Politics: Mexican authorities struggle to respond to the exponential rise in femicides, which are still vastly underreported

MEXICO - Report 14 Nov 2022 by Guillermo Valdes and Francisco González

Homicide statistics show that the number of women murder victims has been climbing since 2007, when a thousand such deaths were registered. That toll had climbed to around 4,000 by 2021, the most recent year for which data has been available from Inegi, the source of the most complete records. That increase has largely mirrored the rise in the murder rate for men, but the latter is mostly explained by infighting among and between organized crime groups.

Thanks to many years of efforts by feminists, who have pushed for murders of women to be reported and investigated from a gender perspective, Mexico is slowly attempting to better record and respond to murder and other types of violence against women, including specific instances of femicide. The most numerous and important national protests against violence against women began when thousands of Mexican women took to the streets for the “violet spring” protests of 2016. So far, some of the biggest protest demonstrations that have taken place during the López Obrador government have been those of feminists against gender violence, beginning with the “Glitter Revolution” that got underway with a march in Mexico City in August 2019 in response to reports of the alleged rape of a teenage girl by police officers.

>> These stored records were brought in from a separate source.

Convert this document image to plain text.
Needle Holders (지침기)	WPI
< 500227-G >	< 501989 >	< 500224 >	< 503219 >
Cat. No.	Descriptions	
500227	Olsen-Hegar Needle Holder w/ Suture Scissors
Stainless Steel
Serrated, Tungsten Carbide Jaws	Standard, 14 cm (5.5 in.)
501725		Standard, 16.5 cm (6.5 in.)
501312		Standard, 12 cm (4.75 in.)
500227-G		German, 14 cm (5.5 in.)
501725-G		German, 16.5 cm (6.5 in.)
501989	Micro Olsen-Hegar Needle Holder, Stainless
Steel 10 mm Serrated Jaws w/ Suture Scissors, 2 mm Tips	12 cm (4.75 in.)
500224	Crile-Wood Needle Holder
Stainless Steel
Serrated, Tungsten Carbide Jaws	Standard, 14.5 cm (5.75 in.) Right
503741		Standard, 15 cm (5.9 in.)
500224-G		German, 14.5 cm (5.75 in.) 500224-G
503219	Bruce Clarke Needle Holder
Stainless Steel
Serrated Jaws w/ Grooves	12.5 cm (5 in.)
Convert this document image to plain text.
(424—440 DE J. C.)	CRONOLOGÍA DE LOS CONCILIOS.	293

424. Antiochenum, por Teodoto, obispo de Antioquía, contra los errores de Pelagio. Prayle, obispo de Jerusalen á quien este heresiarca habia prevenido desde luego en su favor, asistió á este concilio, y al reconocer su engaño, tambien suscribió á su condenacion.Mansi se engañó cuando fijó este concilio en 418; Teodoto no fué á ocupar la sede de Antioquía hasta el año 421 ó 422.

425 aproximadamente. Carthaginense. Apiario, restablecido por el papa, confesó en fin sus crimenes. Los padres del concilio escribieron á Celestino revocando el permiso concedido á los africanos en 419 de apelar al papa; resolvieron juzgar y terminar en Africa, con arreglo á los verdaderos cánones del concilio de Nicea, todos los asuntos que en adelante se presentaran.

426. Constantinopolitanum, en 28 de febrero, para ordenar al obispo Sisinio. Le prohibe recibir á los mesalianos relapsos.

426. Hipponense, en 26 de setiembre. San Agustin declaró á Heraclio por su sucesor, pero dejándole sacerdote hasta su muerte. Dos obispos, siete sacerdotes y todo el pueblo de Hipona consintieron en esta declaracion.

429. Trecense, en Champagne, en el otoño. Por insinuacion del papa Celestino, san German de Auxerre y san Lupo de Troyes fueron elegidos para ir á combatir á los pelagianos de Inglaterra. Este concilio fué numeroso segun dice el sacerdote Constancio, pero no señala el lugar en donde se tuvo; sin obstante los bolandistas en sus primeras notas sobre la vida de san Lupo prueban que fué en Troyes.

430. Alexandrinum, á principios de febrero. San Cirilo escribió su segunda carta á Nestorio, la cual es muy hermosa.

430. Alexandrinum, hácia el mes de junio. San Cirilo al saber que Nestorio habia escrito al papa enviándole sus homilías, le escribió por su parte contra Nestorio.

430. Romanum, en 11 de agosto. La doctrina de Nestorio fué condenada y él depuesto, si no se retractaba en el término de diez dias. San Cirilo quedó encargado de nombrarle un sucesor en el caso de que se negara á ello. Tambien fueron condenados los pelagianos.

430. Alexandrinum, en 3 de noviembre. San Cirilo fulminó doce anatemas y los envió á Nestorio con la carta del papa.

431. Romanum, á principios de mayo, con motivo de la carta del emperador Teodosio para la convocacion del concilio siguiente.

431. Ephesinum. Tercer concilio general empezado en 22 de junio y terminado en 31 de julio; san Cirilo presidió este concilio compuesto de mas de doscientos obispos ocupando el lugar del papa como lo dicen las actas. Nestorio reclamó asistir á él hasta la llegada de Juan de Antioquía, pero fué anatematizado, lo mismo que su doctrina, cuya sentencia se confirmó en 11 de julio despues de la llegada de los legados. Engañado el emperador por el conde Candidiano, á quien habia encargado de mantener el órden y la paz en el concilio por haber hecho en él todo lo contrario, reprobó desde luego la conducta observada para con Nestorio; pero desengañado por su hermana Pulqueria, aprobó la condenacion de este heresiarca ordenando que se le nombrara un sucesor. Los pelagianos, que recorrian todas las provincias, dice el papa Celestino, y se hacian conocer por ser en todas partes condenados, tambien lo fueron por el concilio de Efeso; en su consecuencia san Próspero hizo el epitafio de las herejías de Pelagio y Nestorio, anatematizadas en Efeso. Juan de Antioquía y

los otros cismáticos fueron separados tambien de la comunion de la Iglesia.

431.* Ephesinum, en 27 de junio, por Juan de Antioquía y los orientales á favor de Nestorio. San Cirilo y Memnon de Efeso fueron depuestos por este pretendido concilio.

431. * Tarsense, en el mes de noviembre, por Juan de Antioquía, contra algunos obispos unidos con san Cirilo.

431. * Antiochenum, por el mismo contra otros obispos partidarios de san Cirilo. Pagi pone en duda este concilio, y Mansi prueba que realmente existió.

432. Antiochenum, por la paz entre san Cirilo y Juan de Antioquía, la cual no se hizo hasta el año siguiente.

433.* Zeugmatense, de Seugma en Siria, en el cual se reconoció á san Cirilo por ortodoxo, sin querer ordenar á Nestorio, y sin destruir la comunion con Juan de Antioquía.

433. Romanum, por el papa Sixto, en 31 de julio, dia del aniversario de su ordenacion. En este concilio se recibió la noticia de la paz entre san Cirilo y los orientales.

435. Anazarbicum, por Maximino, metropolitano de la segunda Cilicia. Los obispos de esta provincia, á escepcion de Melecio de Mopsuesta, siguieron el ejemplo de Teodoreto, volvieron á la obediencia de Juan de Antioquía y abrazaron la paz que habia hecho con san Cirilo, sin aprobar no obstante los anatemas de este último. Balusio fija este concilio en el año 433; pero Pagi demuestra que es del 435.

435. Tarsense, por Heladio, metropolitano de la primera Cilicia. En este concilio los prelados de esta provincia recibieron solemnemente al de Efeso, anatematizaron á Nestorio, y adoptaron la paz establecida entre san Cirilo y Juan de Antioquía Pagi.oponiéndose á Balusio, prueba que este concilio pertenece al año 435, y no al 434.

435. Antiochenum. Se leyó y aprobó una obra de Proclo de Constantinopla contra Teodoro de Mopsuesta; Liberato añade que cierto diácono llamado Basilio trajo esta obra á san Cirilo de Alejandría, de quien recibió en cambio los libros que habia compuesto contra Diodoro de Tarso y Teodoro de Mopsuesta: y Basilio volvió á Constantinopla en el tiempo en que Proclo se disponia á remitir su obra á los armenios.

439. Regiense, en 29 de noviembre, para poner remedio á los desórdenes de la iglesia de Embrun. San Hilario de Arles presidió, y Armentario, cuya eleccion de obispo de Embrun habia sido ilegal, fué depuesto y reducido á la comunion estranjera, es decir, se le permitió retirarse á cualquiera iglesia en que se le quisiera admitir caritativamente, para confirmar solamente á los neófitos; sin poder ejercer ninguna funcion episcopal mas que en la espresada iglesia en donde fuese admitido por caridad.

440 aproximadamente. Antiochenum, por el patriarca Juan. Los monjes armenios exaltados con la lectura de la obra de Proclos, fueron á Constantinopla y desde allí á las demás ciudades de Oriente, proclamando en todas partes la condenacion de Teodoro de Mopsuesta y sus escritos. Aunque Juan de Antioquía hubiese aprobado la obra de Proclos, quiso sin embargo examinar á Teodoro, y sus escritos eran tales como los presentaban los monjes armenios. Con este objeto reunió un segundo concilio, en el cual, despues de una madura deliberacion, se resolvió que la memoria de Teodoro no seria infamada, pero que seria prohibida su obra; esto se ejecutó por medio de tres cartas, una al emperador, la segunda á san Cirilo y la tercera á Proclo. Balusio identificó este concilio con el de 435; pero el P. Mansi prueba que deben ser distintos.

The available statistics on femicides speak more to the process of building institutional investigative capacities by prosecutors than of the actual number of murders of women due to their sex. The institutional capacity to investigate femicides is still very low. Despite the under-reporting of problems resulting from the limited capacities of state prosecutor's offices to investigate cases, it is apparent that the problem is growing, very probably at greater magnitudes.